Welcome to Quartz 2D !

  1. Speed. Objects work well for a lot of things, but if speed is of the essence then they get closer to the bare metal (so to speak).

  2. Convenience. Yes, there IS a way to specify colour in CoreGraphics, but not with nice names; instead, they deal directly with red/green/blue/alpha values. And you alread know what happens with the object from [UIColor lightGrayColor]. The instance came from a method other than new, alloc, or copy, so it must already be autoreleased. We didn’t retain it, so it will be drained with the rest of the autoreleased objects the next time through the event loop.

For more answers (except to the “Why?” questions), see Apple’s Quartz 2D Programming Guide.

Incidentally, Programming with Quartz is an outstanding book with amazingly few errors, but it’s quite dense and definitely not light reading (and now six years old).

2) A context reference is described in the chapter as aggregating drawing commands, preserving the drawing state, and producing the image.
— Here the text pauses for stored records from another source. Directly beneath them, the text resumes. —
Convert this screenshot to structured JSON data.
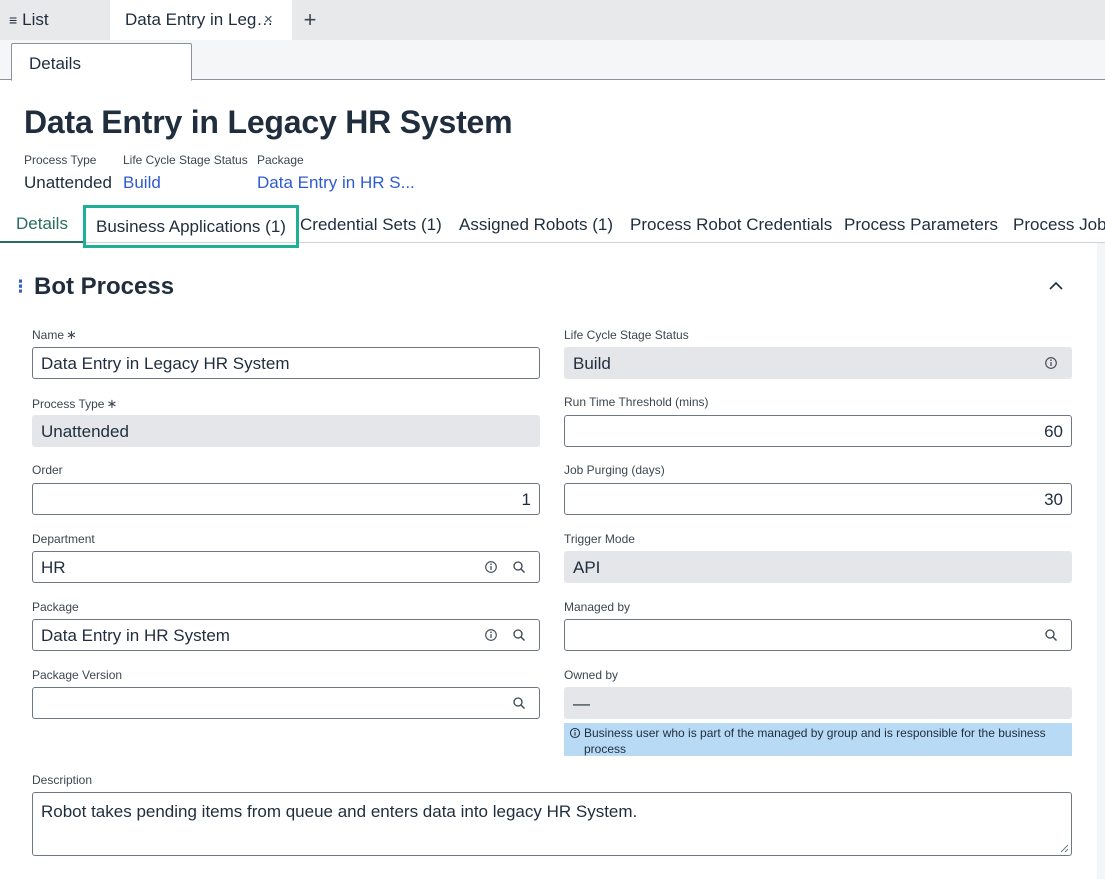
{
  "topbar": {
    "list_tab_icon": "≡",
    "list_tab_label": "List",
    "doc_tab_label": "Data Entry in Leg…",
    "close_glyph": "×",
    "add_glyph": "+"
  },
  "subbar": {
    "details_tab": "Details"
  },
  "header": {
    "title": "Data Entry in Legacy HR System",
    "meta": [
      {
        "label": "Process Type",
        "value": "Unattended"
      },
      {
        "label": "Life Cycle Stage Status",
        "value": "Build"
      },
      {
        "label": "Package",
        "value": "Data Entry in HR S..."
      }
    ]
  },
  "tabs": [
    "Details",
    "Business Applications (1)",
    "Credential Sets (1)",
    "Assigned Robots (1)",
    "Process Robot Credentials",
    "Process Parameters",
    "Process Jobs"
  ],
  "section": {
    "dots": "⋮",
    "title": "Bot Process"
  },
  "form": {
    "req_mark": "∗",
    "name": {
      "label": "Name",
      "value": "Data Entry in Legacy HR System"
    },
    "lifecycle": {
      "label": "Life Cycle Stage Status",
      "value": "Build"
    },
    "process_type": {
      "label": "Process Type",
      "value": "Unattended"
    },
    "run_time": {
      "label": "Run Time Threshold (mins)",
      "value": "60"
    },
    "order": {
      "label": "Order",
      "value": "1"
    },
    "job_purging": {
      "label": "Job Purging (days)",
      "value": "30"
    },
    "department": {
      "label": "Department",
      "value": "HR"
    },
    "trigger_mode": {
      "label": "Trigger Mode",
      "value": "API"
    },
    "package": {
      "label": "Package",
      "value": "Data Entry in HR System"
    },
    "managed_by": {
      "label": "Managed by",
      "value": ""
    },
    "package_version": {
      "label": "Package Version",
      "value": ""
    },
    "owned_by": {
      "label": "Owned by",
      "value": "—"
    },
    "owned_by_help": "Business user who is part of the managed by group and is responsible for the business process",
    "description": {
      "label": "Description",
      "value": "Robot takes pending items from queue and enters data into legacy HR System."
    }
  },
  "colors": {
    "accent": "#2a6d5c",
    "focus": "#1fae96",
    "link": "#2f5bd0",
    "info_bg": "#b9daf4"
  }
}
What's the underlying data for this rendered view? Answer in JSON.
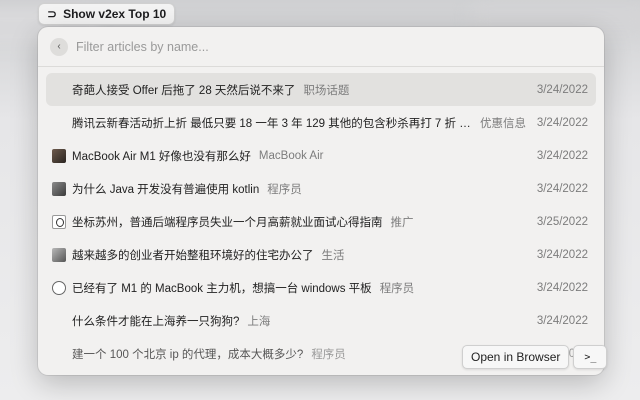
{
  "command": {
    "title": "Show v2ex Top 10",
    "icon": "extension-icon"
  },
  "search": {
    "placeholder": "Filter articles by name...",
    "value": ""
  },
  "articles": [
    {
      "title": "奇葩人接受 Offer 后拖了 28 天然后说不来了",
      "tag": "职场话题",
      "date": "3/24/2022",
      "icon": "blank"
    },
    {
      "title": "腾讯云新春活动折上折 最低只要 18 一年 3 年 129 其他的包含秒杀再打 7 折 不...",
      "tag": "优惠信息",
      "date": "3/24/2022",
      "icon": "blank"
    },
    {
      "title": "MacBook Air M1 好像也没有那么好",
      "tag": "MacBook Air",
      "date": "3/24/2022",
      "icon": "photo"
    },
    {
      "title": "为什么 Java 开发没有普遍使用 kotlin",
      "tag": "程序员",
      "date": "3/24/2022",
      "icon": "gray"
    },
    {
      "title": "坐标苏州，普通后端程序员失业一个月高薪就业面试心得指南",
      "tag": "推广",
      "date": "3/25/2022",
      "icon": "sketch"
    },
    {
      "title": "越来越多的创业者开始整租环境好的住宅办公了",
      "tag": "生活",
      "date": "3/24/2022",
      "icon": "mono"
    },
    {
      "title": "已经有了 M1 的 MacBook 主力机，想搞一台 windows 平板",
      "tag": "程序员",
      "date": "3/24/2022",
      "icon": "face"
    },
    {
      "title": "什么条件才能在上海养一只狗狗?",
      "tag": "上海",
      "date": "3/24/2022",
      "icon": "blank"
    },
    {
      "title": "建一个 100 个北京 ip 的代理，成本大概多少?",
      "tag": "程序员",
      "date": "3/24/2022",
      "icon": "blank"
    }
  ],
  "actions": {
    "open_label": "Open in Browser",
    "terminal_label": ">_"
  }
}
If you use HTML5, the canvas element has a very similar concept.

  1. CoreGraphics doesn’t use Cocoa. (See the answer to item #1 above.)

  2. Items are not drawn “automatically” even in drawRect:. CGContextStrokePath() causes the circles to be rendered. And you’re right; the text could have been drawn using only CoreGraphics routines (see the last section of the Quartz 2D Programming Guide). But as you’ve seen, since CoreGraphics routines are pretty close to the metal, everything there is just a bit more cumbersome. So while everything could have been done using pure CoreGraphics calls, the code would have been that much more obtuse. (Note for example that Apple’s code snippet for drawing text uses the C string “Quartz 2D” rather than the NSString @“Quartz 2D”.)

  3. It didn’t have to be. CoreGraphics has CGContextShowTextAtPoint() and CGContextSetTextPosition(). The NSString drawing routines come from the UIKit Additions. (Search for NSString in the Xcode docs.) Those include variations on drawAtPoint: and drawInRect:. The latter set can also perform word wrapping.

  4. The concentric circles are rendered with each call to CGContextStrokePath(). The text is rendered with drawInRect:withFont:. It’s really tough to do both of these at the same time.

EDIT 2: fixed spelling error; oops.


I just want to chime in on Jasons post. I agree with his concerns. It would be nice if whole CGContext was explained a bit more. Maybe include another diagram showing how it’s wired. I’m going to dissect the drawrect method a hundred ways…

Regarding RGBA: As a graphic designer, I like have control of the color, I think explaining how to implement the rgba would have been good. I have used it in UIColor.

I understand you are encouraging us on how to think, so that we may develop the skills to solve problems.


Colour in Core Graphics/Quartz 2D can be pretty involved, so I suspect the authors took the easy route of using UIColor’s colour names for simplicity so they would have room to talk about other topics.

(They do use UIColor and RGBA in chapter 14 but without any real explanation. On the one hand that’s understandable since colour theory starts to get a little off topic. On the other hand they devote a full page to explaining binary numbers in chapter 9.)

You can read more about the various ways to specify colour in Core Graphics here.


I do agree that this chapter was a little sparse on details. I rewrote it for the third edition, it’s about 10 pages longer, but I think it covers it better. As always, gc3182’s answers to your questions are correct and very good.